31.05.2010 | Apothekenentwicklung
Lohnen sich Neugründungen heute noch?
von Apotheker und Unternehmensberater Dr. Reinhard Herzog, Tübingen
Nach jahrelang stagnierenden Apothekenzahlen gingen diese letztes Jahr erstmals ganz leicht um knapp 0,3 Prozent zurück. Bundesweit scheint der Apothekenmarkt gesättigt. Dennoch wagten in den letzten Jahren stets etwa 300 bis 350 Apotheker/innen den Schritt einer Neugründung. Dem standen ungefähr ebenso viele Schließungen gegenüber. Gibt es also nicht zu viele Apotheken, sondern nur zu viele am falschen Platz? Und welche sonstigen Fallen drohen bei einer Neugründung?
Standort analysieren
Das A und O einer Neugründung ist heutzutage das Auffinden eines geeigneten Standortes. Angesichts der Tatsache, dass sich die Wege und Einkaufsgewohnheiten der Kunden sowie die Ansiedlung von Ärzten teilweise erheblich verschieben, gibt es immer wieder Neustandorte mit guter Perspektive. Gleichwohl ist der Markt insgesamt weitgehend gesättigt und so muss der Umsatz einer neuen Apotheke letztlich von den anderen Apotheken im Umkreis abgezogen werden. Ausnahmen bestehen nur da, wo tatsächlich neue Umsätze generiert werden - beispielsweise durch ein Ärztehaus mit Ärzten, die vorher noch nicht am Ort vorhanden waren.

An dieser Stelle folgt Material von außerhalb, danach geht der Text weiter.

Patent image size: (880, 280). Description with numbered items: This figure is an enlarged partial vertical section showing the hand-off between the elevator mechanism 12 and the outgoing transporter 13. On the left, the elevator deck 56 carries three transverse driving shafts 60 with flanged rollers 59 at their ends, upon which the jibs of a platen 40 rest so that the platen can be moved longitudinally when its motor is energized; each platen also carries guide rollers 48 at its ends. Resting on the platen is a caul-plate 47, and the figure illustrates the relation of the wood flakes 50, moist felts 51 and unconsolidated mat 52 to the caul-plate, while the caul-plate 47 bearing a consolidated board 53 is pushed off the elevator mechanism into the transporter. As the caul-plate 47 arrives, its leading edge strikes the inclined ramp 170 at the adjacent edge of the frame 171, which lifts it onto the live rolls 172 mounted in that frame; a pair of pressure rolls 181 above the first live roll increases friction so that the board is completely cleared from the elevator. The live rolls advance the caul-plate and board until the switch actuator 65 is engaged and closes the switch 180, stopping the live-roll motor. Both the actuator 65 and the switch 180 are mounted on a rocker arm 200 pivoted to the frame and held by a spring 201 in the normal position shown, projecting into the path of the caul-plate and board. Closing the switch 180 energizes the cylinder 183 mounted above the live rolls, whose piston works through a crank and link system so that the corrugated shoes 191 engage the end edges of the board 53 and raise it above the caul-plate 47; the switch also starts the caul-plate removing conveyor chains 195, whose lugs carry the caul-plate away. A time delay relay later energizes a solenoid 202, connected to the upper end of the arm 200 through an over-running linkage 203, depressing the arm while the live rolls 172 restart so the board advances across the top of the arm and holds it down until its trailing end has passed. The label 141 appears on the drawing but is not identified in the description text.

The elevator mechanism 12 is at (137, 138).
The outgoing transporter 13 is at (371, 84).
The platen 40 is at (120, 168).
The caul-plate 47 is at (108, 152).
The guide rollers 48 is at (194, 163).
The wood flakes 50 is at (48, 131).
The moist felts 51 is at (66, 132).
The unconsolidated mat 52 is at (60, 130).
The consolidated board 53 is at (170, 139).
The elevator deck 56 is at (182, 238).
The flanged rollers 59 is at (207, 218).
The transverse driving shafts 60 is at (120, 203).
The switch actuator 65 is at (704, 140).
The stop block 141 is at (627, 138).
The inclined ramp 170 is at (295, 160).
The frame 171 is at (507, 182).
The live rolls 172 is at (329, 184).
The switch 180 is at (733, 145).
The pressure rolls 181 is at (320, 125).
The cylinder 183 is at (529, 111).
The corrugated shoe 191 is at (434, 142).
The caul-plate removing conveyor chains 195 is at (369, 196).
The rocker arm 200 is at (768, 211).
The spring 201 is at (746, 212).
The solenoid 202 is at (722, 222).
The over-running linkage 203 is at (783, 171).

Somit sind die Keimzellen einer neuen Apotheke heute zumeist:
- neu entstehende bzw. deutlich erweiterte Ärztehäuser oder Medizinische Versorgungszentren (MVZ),
- große Einkaufszentren und Einkaufspassagen,
- beliebte „Fachmarktzentren“ mit Lebensmittelgeschäften, Drogeriemarkt sowie einigen anderen, mittelgroßen Geschäften des Normalbedarfs,
- neu aufblühende Frequenzlagen im Gefolge der Umgestaltung von Stadtteilen, einer neuen Verkehrsführung usw.

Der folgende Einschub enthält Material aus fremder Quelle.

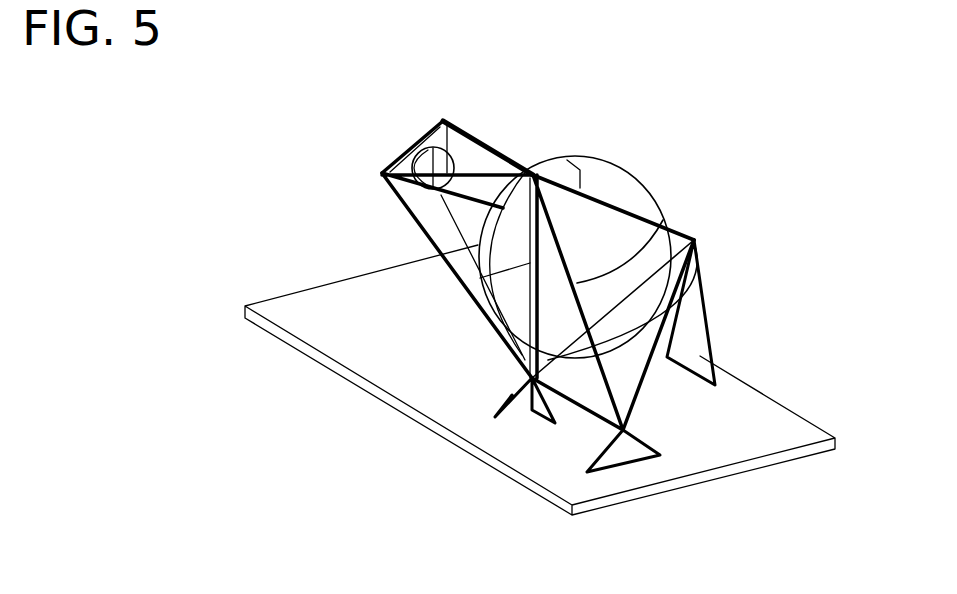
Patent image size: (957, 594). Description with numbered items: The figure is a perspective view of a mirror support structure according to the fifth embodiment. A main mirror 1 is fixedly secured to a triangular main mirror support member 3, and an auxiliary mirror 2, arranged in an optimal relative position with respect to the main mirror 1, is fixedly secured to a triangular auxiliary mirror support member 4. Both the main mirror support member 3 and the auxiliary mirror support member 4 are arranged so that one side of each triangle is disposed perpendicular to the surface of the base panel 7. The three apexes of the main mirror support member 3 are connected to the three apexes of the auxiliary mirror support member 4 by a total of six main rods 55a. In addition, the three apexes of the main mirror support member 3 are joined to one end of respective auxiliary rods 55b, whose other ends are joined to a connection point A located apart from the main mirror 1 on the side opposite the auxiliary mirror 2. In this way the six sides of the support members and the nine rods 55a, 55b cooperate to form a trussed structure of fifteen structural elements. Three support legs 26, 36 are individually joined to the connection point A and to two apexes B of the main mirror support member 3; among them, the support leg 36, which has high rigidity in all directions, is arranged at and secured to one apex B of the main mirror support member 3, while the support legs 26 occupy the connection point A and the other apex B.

Unterhalb einer realistischen Umsatzerwartung von rund zwei Mio. Euro muss eine Neugründung kritisch gesehen werden. Allenfalls in Sondersituationen (sehr günstige Kostenlage, „Nischenstandort“) mögen niedrigere Umsätze tragbar sein. Exakt sollte man - angesichts der sehr unterschiedlich ausfallenden Rohgewinnsätze - sogar nur von einer Rohgewinnerwartung sprechen. Damit ergibt sich eine Rohgewinn-Untergrenze von etwa 500.000 Euro, die ein Projekt interessant werden lässt.